Further, on shareholder ratification, section 160 of the Companies (Guernsey) Law, 2008 (the "GCL") permits shareholders by passing an ordinary resolution to ratify acts of directors which exceed their powers or amount to negligence, default, breach of duty or breach of trust in relation to the company. However, section 160 also provides that it does not affect any other enactment or rule of law as to the requirements for valid ratification or any rule of law as to acts that are incapable of being ratified by the company. For this reason, common law authorities on shareholder ratification are still relevant in Guernsey. Therefore, the finding in Sequana that shareholders cannot ratify an act or decision of a director taken when the company is insolvent, or which causes the company to become insolvent, is likely to be persuasive in Guernsey.
Finally, where the Sequana judgment is likely to be less relevant in Guernsey is in the context of company dividends.

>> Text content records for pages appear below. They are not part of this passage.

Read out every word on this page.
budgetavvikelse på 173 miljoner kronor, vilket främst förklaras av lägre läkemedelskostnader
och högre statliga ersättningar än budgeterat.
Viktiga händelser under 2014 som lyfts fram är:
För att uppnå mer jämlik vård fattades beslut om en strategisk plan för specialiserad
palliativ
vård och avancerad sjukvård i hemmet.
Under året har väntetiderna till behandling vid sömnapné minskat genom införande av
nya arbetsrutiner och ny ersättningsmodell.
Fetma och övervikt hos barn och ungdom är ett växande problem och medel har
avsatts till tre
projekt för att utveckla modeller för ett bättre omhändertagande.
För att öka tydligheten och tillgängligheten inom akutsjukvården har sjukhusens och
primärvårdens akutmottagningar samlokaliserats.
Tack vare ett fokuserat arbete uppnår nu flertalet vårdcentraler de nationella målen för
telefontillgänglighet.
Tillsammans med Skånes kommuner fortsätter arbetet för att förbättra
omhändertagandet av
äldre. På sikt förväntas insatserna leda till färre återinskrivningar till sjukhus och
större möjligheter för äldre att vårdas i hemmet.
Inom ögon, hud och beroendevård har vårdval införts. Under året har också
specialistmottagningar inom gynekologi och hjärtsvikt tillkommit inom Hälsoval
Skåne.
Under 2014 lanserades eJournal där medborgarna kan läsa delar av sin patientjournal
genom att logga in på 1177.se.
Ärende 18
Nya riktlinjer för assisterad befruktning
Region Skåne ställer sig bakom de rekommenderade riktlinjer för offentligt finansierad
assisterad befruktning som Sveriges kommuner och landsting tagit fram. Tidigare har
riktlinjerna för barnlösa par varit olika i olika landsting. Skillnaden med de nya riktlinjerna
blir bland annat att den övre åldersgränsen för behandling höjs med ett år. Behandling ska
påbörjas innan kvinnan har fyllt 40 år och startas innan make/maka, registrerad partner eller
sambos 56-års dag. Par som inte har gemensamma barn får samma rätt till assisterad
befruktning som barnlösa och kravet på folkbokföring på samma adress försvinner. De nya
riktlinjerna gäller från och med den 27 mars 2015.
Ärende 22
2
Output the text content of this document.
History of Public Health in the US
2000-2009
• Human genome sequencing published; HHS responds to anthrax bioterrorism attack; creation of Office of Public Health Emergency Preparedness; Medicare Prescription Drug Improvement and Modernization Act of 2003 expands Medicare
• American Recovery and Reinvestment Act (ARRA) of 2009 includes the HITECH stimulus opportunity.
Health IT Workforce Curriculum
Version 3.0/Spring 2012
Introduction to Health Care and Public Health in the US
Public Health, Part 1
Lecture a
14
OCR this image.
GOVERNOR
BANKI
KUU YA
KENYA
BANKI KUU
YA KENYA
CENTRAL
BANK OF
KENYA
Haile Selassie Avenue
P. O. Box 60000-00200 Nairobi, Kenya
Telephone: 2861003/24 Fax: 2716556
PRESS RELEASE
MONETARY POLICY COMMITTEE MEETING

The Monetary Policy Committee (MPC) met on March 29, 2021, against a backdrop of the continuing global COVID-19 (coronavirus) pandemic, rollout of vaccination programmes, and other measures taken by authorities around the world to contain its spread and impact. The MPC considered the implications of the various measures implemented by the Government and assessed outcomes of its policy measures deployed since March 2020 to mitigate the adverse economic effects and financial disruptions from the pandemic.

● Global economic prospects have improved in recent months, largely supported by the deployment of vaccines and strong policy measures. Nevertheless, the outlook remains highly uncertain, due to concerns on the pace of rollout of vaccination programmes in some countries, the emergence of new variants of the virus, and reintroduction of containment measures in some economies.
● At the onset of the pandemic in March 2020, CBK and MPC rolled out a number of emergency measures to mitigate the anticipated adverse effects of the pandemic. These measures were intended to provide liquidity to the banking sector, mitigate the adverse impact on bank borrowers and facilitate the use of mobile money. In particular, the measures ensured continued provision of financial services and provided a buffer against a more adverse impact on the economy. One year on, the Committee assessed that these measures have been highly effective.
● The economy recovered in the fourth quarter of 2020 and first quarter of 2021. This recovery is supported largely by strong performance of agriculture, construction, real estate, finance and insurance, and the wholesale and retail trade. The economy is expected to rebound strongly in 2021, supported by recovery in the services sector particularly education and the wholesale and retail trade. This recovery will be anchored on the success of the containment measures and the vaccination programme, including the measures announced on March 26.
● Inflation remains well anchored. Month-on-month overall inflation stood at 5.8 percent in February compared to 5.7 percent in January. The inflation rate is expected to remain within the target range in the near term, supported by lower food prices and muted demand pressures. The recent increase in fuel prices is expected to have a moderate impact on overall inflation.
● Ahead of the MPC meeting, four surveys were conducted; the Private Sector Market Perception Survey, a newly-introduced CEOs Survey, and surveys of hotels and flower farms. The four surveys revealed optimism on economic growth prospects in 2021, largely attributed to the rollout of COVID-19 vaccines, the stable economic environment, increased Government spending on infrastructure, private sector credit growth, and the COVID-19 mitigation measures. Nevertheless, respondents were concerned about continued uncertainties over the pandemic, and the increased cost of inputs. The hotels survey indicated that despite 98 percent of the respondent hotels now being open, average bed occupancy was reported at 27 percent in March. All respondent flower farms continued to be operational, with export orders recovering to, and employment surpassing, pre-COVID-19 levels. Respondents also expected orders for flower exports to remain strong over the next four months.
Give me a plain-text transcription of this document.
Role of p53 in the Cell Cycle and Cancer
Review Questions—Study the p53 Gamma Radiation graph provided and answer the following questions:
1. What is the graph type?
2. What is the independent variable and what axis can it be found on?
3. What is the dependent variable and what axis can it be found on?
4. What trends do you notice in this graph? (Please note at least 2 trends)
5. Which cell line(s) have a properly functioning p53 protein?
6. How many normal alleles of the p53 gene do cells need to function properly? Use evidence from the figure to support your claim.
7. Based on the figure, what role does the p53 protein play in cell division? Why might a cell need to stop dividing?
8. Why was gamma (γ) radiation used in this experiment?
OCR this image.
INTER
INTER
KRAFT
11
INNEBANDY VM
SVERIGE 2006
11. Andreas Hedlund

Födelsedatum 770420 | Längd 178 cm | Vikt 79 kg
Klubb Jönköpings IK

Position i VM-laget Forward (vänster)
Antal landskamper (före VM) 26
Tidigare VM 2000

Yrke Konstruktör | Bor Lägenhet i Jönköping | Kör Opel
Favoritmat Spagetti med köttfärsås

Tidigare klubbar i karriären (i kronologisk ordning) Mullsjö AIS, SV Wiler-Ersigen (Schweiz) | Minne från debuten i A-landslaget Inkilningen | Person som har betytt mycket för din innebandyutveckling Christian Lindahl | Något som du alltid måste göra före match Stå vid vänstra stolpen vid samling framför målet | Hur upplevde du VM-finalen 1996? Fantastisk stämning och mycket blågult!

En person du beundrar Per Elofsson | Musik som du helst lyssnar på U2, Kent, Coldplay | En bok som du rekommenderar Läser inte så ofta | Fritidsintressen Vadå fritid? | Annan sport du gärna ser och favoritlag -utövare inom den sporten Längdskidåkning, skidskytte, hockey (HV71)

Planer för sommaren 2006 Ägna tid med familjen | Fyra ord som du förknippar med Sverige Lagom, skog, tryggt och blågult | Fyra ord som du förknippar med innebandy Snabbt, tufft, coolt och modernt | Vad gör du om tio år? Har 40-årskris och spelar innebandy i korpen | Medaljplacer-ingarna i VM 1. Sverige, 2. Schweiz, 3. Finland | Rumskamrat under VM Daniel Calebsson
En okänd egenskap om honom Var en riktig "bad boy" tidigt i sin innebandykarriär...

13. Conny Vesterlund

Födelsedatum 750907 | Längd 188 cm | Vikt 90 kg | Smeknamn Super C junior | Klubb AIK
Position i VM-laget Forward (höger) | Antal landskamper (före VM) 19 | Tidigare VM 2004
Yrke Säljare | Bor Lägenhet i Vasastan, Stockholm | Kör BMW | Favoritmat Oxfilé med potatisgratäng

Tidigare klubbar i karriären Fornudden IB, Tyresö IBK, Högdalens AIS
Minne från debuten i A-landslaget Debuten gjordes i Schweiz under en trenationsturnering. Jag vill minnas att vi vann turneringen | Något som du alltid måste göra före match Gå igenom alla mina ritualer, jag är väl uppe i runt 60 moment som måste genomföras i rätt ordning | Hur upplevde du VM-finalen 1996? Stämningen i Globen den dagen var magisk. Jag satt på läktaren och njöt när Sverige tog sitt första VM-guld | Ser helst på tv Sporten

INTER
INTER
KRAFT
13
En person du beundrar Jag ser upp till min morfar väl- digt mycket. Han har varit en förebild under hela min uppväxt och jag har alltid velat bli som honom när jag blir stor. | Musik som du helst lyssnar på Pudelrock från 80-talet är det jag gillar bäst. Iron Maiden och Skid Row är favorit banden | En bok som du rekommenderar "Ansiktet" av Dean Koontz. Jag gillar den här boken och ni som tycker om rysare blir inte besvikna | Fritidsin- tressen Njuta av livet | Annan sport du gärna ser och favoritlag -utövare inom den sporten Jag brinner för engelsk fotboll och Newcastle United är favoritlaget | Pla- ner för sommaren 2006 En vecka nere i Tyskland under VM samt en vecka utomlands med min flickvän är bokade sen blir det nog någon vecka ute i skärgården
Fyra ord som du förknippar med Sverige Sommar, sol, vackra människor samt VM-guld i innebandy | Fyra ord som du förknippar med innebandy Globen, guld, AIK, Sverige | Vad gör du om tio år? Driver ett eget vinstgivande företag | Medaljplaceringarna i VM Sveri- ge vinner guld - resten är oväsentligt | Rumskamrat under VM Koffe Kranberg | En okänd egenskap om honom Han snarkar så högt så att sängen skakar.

Unlike the position under the UK Companies Act which as noted above allows a dividend to be paid from profits available on a balance sheet basis, in Guernsey a company can only declare a dividend if immediately after the payment of the dividend it can satisfy the statutory solvency test at section 527 of the GCL, namely it is able to pay its debts as they become due and the value of its assets is greater than the value of its liabilities.
The Companies (Jersey) Law 1991 ("CJL") deals with Duties of Directors at Article 74 and requires them to "act honestly and in good faith with a view to the best interests of the company; and [to] exercise the care, diligence and skill that a reasonably prudent person would exercise in comparable circumstances". The CJL though is not a codifying law so the pre-existing customary law position remains and supplements the CJL. Whilst West Mercia has once been mentioned in a Jersey case, that was in a very limited cost hearing context and nothing can be drawn from that one instance. That notwithstanding, the position adopted by most Jersey Advocates would be one where the Creditor Duty was said to exist and our experience is that the Creditor Duty is frequently put to, and accepted by, the Court albeit in the absence of current authority to evidence this. Sequana is therefore very useful in reinforcing this point because the Courts in Jersey, in a matter such as this, will regard decisions of the UK Supreme Court as highly persuasive.
The points addressed in Sequana on dividends and shareholder ratification are less likely to be as important in Jersey as they will be elsewhere.
As a matter of Jersey law, insolvency is defined as "the inability to pay your debts as they fall due". A distribution under the CJL is an unlawful distribution unless the directors who are to authorize the distribution make a statement confirming that the company is (cash flow) solvent at the time of the distribution and further that it can continue to carry on its business and be (cash flow) solvent for a look forward period of 12 months.
Shareholder ratification of directors' acts is also possible under CJL but only where the appropriate resolutions are passed and where the company will be (cash flow) solvent after the time when the act or omission to be ratified occurs (ie if it is not solvent then the ratification fails in any event).